Хор хихикает. Амадей вздыхает. Ладно, давайте «Сосну». «На севере диком растет одиноко на голой вершине сосна…»
Блистательный перевод Heine, выполненный Лермонтовым: «Ein Fichtenbaum steht einsam/ Im Norden auf kahler Hoh’», что откроет для себя Егоров много лет спустя, выпив за Михаила Юрьевича, изменившего размер стихотворения, которое легко легло на музыку.
К десяти уже спет Шуберт, и Бах, и Свиридов. Глаза блестят, распелись, даже еще хочется, но занятие закончено, перемена.
– Егоров, – говорит Сухоруков, собирая ноты в папку, – зайдешь ко мне.
– Мне конец, – говорит Никита Водкину, – и это из-за тебя, чертов диссидент.
Тащится Никита на второй этаж с тяжелым сердцем, стучится в двери, где табличка «Завуч». Сухоруков не один, за столом Панкратова, педагог по вокалу.
– Ну, вот я это самое… пришел. – Никита опускает голову, ожидая разноса.
Сухоруков садится за рояль.
– Слушай, Егоров, правда ли, что ты берешь ля малой октавы?
– На трубе?
– Голосом.
– Ну, беру.
– Но это же на три тона ниже, чем я! И при этом, я же не пацан, Егоров. У меня ведь, Егоров, устоявшийся бас. Ниже меня никто в училище не берет.
Панкратова хихикает.
– Не верьте вы ему, Амадей Степанович. Тоже мне, Шаляпин нашелся! Шалопай из шалопаев!

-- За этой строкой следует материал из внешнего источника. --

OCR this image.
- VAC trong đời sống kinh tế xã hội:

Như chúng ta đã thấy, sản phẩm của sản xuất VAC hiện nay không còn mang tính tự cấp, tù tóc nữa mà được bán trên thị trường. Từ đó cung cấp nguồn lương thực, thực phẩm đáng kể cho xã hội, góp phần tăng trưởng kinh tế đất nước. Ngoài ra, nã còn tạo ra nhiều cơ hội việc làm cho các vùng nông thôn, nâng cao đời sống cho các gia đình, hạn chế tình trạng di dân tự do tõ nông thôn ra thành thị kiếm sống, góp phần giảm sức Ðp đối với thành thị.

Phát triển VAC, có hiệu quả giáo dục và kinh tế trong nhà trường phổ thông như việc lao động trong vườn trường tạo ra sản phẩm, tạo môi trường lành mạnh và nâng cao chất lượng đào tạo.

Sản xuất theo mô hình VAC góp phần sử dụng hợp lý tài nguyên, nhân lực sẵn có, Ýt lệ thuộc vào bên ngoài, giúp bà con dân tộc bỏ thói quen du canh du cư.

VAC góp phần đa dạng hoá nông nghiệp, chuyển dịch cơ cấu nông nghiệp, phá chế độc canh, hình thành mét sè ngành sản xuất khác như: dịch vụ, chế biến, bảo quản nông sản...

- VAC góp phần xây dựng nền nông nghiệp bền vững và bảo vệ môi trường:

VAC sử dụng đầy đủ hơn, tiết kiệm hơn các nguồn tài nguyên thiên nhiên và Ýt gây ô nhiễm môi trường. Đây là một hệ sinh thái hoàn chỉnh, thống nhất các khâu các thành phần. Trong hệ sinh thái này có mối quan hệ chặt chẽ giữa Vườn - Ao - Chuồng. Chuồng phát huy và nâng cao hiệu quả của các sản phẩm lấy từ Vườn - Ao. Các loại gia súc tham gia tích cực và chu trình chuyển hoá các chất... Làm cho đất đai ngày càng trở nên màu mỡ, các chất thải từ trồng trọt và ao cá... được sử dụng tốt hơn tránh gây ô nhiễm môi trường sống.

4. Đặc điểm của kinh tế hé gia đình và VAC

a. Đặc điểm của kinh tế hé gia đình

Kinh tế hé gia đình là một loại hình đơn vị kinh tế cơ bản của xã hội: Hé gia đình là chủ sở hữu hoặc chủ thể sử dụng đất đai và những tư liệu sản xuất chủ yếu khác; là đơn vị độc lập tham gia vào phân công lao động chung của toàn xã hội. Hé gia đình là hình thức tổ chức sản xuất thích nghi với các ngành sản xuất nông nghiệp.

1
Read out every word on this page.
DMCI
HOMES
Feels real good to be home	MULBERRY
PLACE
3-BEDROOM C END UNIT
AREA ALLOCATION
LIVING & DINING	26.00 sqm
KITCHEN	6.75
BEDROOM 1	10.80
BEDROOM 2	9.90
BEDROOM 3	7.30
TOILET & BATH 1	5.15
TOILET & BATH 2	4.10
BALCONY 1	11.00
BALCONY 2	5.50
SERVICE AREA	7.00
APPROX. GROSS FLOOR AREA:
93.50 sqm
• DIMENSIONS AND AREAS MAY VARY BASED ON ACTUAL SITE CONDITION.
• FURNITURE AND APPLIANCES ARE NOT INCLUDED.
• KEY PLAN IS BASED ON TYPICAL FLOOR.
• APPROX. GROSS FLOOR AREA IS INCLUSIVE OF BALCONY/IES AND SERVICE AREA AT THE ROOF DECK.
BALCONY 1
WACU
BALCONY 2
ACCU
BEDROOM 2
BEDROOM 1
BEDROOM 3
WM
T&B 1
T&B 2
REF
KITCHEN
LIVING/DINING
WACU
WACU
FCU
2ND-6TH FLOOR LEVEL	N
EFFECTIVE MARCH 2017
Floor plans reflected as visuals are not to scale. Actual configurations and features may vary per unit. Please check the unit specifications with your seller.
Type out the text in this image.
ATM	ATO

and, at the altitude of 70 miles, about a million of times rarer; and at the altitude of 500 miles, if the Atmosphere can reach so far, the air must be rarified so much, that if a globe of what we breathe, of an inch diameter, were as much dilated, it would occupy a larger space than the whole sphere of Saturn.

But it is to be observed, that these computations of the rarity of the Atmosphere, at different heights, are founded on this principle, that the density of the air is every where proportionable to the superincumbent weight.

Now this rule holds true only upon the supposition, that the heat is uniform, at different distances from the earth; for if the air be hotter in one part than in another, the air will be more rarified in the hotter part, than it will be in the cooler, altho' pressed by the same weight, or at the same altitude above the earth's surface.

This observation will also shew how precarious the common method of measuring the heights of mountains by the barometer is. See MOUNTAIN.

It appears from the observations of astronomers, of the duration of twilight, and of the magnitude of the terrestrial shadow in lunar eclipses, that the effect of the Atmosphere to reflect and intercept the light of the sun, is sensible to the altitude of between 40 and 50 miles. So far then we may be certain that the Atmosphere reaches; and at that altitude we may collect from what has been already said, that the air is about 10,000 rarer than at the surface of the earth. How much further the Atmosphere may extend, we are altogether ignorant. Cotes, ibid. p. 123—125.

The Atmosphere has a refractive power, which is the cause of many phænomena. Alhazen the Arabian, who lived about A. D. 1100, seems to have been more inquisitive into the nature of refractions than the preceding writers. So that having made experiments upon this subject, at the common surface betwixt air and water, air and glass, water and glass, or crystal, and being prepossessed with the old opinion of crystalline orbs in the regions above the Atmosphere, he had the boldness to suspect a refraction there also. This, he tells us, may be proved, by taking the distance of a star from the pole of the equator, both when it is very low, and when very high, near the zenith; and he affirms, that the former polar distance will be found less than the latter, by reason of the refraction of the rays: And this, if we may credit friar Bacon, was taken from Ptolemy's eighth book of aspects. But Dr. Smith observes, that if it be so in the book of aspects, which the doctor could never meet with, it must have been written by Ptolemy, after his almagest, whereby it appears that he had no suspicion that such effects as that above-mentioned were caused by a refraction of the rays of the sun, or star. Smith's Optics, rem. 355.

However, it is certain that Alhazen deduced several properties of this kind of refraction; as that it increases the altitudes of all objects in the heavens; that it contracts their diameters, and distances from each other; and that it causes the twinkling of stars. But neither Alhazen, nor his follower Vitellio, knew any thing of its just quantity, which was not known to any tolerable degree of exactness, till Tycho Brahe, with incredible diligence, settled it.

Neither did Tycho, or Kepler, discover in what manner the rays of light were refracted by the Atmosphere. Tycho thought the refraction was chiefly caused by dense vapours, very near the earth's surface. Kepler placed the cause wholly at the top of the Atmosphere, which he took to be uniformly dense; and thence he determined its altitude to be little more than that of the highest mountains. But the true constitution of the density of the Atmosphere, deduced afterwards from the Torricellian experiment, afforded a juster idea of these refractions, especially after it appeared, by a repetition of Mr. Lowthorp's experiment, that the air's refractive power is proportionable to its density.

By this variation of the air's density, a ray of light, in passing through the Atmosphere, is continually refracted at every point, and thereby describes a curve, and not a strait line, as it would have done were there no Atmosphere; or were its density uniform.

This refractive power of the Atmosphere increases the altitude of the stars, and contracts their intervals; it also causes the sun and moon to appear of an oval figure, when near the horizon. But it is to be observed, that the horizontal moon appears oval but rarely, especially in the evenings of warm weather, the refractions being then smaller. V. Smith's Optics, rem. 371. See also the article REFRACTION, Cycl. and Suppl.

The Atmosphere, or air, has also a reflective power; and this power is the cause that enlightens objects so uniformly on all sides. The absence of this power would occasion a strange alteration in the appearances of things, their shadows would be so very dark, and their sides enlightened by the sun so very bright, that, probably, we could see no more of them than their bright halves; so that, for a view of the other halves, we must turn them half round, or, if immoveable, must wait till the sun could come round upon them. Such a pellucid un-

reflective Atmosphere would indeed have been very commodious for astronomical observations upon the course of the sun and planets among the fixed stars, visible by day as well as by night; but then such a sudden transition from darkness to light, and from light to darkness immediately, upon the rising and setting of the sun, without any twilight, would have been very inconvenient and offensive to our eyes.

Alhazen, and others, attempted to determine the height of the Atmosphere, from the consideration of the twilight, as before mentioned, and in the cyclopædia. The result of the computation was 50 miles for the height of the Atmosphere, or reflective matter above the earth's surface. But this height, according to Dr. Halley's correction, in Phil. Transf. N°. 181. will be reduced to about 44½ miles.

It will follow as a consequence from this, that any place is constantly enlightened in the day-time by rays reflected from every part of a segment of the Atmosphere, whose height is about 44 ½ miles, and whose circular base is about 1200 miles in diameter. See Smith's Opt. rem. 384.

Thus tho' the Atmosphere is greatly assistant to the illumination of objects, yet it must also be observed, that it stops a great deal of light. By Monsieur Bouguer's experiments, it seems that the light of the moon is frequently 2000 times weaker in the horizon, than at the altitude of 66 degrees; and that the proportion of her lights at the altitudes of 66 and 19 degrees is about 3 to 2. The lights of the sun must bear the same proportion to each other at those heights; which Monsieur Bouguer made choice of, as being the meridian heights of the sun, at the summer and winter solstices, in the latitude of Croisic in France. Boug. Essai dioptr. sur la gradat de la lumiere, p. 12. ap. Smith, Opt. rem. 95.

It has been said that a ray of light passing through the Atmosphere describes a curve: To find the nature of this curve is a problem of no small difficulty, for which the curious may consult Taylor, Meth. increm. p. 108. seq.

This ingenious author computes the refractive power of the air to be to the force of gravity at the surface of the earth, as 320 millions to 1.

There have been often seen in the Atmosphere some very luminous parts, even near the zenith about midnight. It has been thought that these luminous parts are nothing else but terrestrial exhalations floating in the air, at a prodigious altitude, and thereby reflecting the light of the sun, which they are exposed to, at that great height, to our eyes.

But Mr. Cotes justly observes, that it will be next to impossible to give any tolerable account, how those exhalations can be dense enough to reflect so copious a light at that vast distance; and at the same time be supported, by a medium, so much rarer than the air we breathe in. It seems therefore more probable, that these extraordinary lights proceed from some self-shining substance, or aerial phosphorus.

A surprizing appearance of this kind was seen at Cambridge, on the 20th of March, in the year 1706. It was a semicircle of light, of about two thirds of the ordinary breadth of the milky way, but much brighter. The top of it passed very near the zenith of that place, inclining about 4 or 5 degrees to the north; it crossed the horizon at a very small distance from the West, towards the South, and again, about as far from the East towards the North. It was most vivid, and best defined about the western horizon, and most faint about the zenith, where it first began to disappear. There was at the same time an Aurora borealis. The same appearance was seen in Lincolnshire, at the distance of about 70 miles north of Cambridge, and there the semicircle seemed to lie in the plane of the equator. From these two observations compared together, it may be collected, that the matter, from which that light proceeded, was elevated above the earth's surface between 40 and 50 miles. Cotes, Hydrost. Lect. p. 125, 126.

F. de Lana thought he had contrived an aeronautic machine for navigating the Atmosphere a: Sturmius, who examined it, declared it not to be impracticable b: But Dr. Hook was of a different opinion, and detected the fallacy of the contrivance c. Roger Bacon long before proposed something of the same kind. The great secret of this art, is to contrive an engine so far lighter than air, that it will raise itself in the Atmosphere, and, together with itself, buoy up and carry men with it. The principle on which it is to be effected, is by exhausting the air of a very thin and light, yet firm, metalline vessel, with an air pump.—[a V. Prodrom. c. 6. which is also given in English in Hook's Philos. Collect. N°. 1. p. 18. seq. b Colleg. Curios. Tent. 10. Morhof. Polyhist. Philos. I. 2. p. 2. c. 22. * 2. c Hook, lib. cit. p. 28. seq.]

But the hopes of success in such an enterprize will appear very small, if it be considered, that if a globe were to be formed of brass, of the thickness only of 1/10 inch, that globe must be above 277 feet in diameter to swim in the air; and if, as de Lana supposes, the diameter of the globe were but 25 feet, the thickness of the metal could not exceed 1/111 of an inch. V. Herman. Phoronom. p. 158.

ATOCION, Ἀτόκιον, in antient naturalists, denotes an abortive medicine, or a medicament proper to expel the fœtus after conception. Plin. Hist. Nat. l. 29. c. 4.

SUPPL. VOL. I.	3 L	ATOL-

– А вот мы сейчас проверим, – говорит он и нажимает клавишу. – Поехали. Сначала я, потом ты.
– Ре-е-е, – гремит завуч.
– Ре-е-е, – вторит Никита, оглядываясь по сторонам.
– До-о-о, – несколько затрудненно, но всё же поет Сухоруков.
– До-о-о, – легко и уверенно продолжает студент.
– Си-и-и, – астматически выдавливает из себя Сухоруков, и это уже не нота, это хрип.
– С-и-и, – сочно и чисто басит Егоров.
– Ниже не смогу, – признается Амадей. – А ты?
– Ля-а-а, – долго и уверенно тянет Никита и так, что, кажется, в окне дрожат стекла.
Сухоруков откидывается на спинку стула. Он не скрывает огорченья.
– Это, Егоров, какая-то гегелевская метафизика и абсурдизм ума.
Панкратова молчит. Щеки завуча покрываются румянцем.
– Тебе, вообще-то, певцом быть надо. Зачем на духовое отделение пошел?
– Тут бы я с вами поспорила, Амадей Степанович, – возражает Панкратова, нюхая только что покрашенные ногти. – Да, да, да! Лучше хороший трубач, чем посредственный вокалист. У него голос красивый, низкий, но слабоват.
– Не знаю, не знаю, – говорит Сухоруков, – я, как хородирижер… Ладно, катись отсюда, Егоров. Только никому не рассказывай. Это ж сраму будет! Студент берет ноты ниже самого низкого баса в области.
– А правда ли, – встревает Панкратова, – что вы с Водкиным в церкви поете? – Егоров мнется у дверей. – А еще комсомольцы, – упрекает Панкратова, глядясь в зеркальце и пудря нос, – прислужники мракобесов.
– Ладно, – говорит Сухоруков. – Это же не означает, что мальчики в Бога верят.
Егоров оборачивается, смотрит завучу в глаза.
– Я верую.
Стены серые, а должны быть белые, и купола надо золотом крыть, да где его взять, листовое, сусальное, и плати всем, от дворника до кочегара; прихожан раз, два и обчелся, старухи, такие дремучие, что не знают даже, кому молятся; триединство символа веры для них темный лес; никак им не вдолбить, что Отец, Сын и Святой Дух – это как бы одно лицо, а в то же время и не одно. Все только просят: дай, Господи, а если не дает, виноват отец Владимир.
Так ворчал батюшка, сбивая сумму гонорара для Водкина и Егорова.
Влад рекламировал себя, как мог, говорил, что он второй Собинов, тенор у него лирический, хоть куда. Егоров клялся, что может своим басом разбить тарелку.
И это, святой отец, ну, хоть это стоит по червонцу на нос?
Однако поп неумолим: по трёхе каждому. Всё. А если Никита хочет, чтобы его кормили, одевали, да еще стипендию приплачивали, можно пойти в духовную семинарию, и был бы дивный певчий, такие голоса не часто сыщешь. Однако Никита свободолюбив, он в рясе себя не видит. Да и, вообще, – ни в одной униформе мира.